You can start with a 15 ounce can of prepared plain pinto beans, or start with one cup of dried pinto beans. If starting from dried, wash the beans and cover them with water. Bring to a boil then turn off the heat, put on the lid, and let soak for one hour. Drain the soaking water then run cold water in the pot to rinse the beans again, drain the water, then cover the beans again with water and bring the pot to a simmer on the stove. While simmering the beans, prepare the chili gravy.

Chili Gravy
1/4 cup lard or vegetable oil
1/4 cup flour
1/4 teaspoon black pepper
1/2 teaspoon salt
3/4 teaspoon garlic powder
1 teaspoon ground cumin
1 tablespoon chili powder
1 cup water

Heat the oil in a skillet over medium-high heat. Stir in the flour and continue stirring for a few more minutes until you have a nice, light brown roux. Add the rest of the dry ingredients and continue to cook for one minute, stirring constantly. Add water, stirring as sauce thickens.

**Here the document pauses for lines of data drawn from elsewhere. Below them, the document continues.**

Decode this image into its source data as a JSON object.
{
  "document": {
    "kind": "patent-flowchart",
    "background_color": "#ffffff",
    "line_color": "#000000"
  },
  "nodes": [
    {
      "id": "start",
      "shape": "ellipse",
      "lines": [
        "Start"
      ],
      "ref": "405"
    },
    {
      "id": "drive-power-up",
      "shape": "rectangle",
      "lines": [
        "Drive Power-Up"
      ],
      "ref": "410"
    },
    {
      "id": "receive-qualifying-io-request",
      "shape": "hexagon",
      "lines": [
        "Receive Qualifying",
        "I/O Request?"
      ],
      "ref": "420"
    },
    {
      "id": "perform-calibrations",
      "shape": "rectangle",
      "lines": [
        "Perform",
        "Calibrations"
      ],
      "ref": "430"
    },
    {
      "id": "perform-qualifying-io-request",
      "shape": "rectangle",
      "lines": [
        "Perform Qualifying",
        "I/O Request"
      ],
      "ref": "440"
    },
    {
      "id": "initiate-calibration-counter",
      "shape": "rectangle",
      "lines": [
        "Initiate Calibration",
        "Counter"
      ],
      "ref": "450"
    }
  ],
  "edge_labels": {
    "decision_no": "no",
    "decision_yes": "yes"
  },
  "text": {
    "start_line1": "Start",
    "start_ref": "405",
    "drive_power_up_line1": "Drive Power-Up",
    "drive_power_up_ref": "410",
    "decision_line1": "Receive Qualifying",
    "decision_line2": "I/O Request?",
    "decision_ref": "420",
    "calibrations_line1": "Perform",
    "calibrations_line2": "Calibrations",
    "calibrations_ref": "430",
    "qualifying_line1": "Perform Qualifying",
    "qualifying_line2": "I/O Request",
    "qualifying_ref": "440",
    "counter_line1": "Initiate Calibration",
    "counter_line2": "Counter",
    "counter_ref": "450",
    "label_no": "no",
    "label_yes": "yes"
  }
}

Turn heat to low and let sauce simmer for 15 minutes.
Once the simmering beans start to soften (or immediately if using a can of prepared beans), drain the simmer water (or liquid from canned beans) and pour in the chili gravy.
Add water to adjust the thickness of the sauce and to completely cover the beans. Let the beans continue to cook until softened, adding water as necessary during the cook. Add more salt at this point to suit your taste, if you like.
These beans are perfect as they are in the classic version, but they can be served (or even cooked) with chopped onions or jalapenos as well and are also sold in those variations. As you can see in the picture above, I added some chopped jalapenos to my pot. And they were delicious!